Even though she is the smallest ratty, she is convinced she should be the boss of the cage: she always has one or two little scratches where one of the others has got truly fed up with her following them around the cage, indulging in power grooming and inappropriate sniffing.

She is the lickiest rat we have ever had, by far, and will happily sit and lick her way over your hand given the chance. She is also a little horror for hiding food. When I feed them she goes around picking up anything the size of a pea or bigger and systematically carrying it off into the hammock or hut to “hide” it. This doesn’t fool anyone. I wouldn’t mind so much if she was storing it to eat later, but that doesn’t appear to be the case.

Quorra is a roan dumbo. Roans are the con artists of ratty colouring: when we got her she was a lovely dark grey with an unusual black patch across the back of her neck, now she is mostly white with a few darker bits scattered around.
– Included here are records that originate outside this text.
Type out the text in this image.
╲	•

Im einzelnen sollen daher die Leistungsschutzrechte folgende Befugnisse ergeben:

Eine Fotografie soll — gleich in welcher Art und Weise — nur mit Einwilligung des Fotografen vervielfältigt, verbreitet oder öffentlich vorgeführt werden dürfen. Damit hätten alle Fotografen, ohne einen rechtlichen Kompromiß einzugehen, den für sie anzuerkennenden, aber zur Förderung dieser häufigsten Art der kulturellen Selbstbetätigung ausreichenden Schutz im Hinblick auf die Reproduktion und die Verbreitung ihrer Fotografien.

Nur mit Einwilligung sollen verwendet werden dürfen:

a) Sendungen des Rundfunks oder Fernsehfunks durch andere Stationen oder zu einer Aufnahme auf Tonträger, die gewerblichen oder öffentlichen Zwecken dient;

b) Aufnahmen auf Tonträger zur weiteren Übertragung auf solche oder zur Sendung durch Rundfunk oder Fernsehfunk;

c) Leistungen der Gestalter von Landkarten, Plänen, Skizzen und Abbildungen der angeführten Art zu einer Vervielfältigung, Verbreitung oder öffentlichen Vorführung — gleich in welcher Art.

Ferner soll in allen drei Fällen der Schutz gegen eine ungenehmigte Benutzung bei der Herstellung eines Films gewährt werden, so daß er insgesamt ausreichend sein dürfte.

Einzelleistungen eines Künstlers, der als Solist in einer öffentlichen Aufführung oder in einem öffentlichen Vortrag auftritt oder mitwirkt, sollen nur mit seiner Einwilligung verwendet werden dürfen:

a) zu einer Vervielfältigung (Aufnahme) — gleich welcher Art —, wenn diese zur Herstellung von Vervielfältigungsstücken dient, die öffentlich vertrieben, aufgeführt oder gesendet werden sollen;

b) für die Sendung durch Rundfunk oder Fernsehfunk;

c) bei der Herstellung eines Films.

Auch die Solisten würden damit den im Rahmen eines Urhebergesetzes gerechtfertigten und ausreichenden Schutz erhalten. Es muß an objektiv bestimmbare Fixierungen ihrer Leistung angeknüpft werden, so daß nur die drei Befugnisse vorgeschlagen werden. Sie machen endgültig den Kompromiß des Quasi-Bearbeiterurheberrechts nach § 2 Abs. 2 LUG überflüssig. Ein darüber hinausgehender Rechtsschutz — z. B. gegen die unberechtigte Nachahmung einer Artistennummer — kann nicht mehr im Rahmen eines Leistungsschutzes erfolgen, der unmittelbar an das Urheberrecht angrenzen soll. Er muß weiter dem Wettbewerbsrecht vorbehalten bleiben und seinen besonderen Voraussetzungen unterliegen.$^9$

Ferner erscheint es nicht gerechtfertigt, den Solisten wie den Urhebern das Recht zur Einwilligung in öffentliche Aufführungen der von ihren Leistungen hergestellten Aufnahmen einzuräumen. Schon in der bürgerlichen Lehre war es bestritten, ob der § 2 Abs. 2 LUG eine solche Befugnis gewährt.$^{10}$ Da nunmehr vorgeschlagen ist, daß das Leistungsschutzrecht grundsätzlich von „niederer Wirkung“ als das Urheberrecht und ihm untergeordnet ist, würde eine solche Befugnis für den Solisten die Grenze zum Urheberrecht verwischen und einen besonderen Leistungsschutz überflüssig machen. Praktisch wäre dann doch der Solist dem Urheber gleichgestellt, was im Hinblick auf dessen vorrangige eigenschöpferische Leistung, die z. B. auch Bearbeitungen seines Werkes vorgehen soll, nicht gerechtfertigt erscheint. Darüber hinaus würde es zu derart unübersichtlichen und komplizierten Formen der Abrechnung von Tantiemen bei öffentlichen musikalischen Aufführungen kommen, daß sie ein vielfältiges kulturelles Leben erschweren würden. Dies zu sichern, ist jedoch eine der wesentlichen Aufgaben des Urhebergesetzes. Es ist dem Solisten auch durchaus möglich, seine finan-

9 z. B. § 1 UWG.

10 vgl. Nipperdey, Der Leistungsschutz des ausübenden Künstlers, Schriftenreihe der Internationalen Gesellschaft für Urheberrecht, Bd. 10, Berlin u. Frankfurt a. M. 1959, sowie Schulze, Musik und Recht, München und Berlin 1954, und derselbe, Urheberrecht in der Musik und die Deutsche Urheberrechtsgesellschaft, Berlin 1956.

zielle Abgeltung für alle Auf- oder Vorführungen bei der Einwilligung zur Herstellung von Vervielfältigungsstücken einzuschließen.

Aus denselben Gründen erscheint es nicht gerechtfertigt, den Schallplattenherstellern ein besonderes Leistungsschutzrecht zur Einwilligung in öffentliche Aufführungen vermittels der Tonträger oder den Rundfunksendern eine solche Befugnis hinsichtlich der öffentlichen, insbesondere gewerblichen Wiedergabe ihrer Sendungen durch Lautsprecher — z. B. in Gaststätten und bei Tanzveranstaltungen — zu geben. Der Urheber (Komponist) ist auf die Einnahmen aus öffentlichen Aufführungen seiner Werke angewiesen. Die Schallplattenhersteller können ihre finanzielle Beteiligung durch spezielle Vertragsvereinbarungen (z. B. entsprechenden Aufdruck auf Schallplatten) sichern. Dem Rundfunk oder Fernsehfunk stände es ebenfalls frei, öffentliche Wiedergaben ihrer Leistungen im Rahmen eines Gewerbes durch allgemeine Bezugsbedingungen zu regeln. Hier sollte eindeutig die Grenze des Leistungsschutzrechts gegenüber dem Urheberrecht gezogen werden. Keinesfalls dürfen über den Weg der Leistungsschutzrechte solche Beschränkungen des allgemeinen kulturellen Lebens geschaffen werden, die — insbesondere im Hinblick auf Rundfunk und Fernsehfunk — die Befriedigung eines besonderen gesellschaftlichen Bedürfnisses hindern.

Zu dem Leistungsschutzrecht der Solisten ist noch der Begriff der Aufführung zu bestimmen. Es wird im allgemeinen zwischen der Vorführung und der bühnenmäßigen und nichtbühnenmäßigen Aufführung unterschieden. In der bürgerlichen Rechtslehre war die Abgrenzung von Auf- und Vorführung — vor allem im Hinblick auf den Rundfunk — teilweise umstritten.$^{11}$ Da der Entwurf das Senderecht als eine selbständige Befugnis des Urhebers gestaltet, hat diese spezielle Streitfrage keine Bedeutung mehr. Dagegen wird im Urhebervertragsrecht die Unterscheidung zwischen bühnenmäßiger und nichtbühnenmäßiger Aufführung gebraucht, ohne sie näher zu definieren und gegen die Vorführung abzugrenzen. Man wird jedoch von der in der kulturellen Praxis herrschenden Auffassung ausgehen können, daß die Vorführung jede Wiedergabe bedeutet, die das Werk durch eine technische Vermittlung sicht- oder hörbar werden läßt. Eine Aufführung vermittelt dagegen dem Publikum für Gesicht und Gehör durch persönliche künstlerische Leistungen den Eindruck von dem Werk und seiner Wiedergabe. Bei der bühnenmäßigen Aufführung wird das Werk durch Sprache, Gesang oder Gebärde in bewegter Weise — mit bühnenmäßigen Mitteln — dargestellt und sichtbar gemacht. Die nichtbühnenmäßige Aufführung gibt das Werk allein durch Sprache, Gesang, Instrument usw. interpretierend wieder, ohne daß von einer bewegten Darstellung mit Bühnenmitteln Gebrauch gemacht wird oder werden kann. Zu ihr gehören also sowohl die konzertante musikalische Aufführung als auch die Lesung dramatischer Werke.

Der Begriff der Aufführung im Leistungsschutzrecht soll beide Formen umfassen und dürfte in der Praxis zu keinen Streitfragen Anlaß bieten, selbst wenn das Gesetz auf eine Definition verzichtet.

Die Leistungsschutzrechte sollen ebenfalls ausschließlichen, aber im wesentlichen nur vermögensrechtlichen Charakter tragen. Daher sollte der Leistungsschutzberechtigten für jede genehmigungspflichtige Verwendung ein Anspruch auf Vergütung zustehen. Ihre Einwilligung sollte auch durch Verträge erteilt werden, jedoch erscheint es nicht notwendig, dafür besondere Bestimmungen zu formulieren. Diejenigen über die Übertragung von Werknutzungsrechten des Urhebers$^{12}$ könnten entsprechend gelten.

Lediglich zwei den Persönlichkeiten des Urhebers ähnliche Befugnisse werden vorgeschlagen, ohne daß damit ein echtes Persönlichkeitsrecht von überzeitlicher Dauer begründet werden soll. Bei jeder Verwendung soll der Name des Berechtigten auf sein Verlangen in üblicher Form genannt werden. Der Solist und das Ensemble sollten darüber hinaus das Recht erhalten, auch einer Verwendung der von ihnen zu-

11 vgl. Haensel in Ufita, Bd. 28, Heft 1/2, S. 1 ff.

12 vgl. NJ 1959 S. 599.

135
At the end of January, she developed a bit of a head tilt. A course of steroids and antibiotic injections seemed to sort out the underlying ear infection, though she has been left with a permanently skewed outlook (which is utterly endearing). The twisty head has given her superpowers. She can rotate her way out on to the top of the cage, or down into a t-shirt, with remarkable speed and ease. Although she does sometimes forget to check whether there is actually any ground underneath where she’s heading, the tilt has really not slowed her down at all.

Quorra loves the “disappearing down a t-shirt” trick. I let her get away with it because it is just so adorable when she spins round and pops her tilty little head out the top and stares at you (it helps that she is neither the heaviest nor spikiest rat).

She also loves drinking from people’s cups of tea. And then splashing around in them.

Where Yori is licky, Quorra is kissy. Many times when she pops out of the top of my t-shirt, she follows it up with a face or lip lick as I look down at her. This is cute. Not so cute is when she decides that she must investigate further and tries to pull my lip out of the way with her pointy little ratty claws; this behaviour is not encouraged.

Together they are a wonderfully entertaining addition to the madhouse.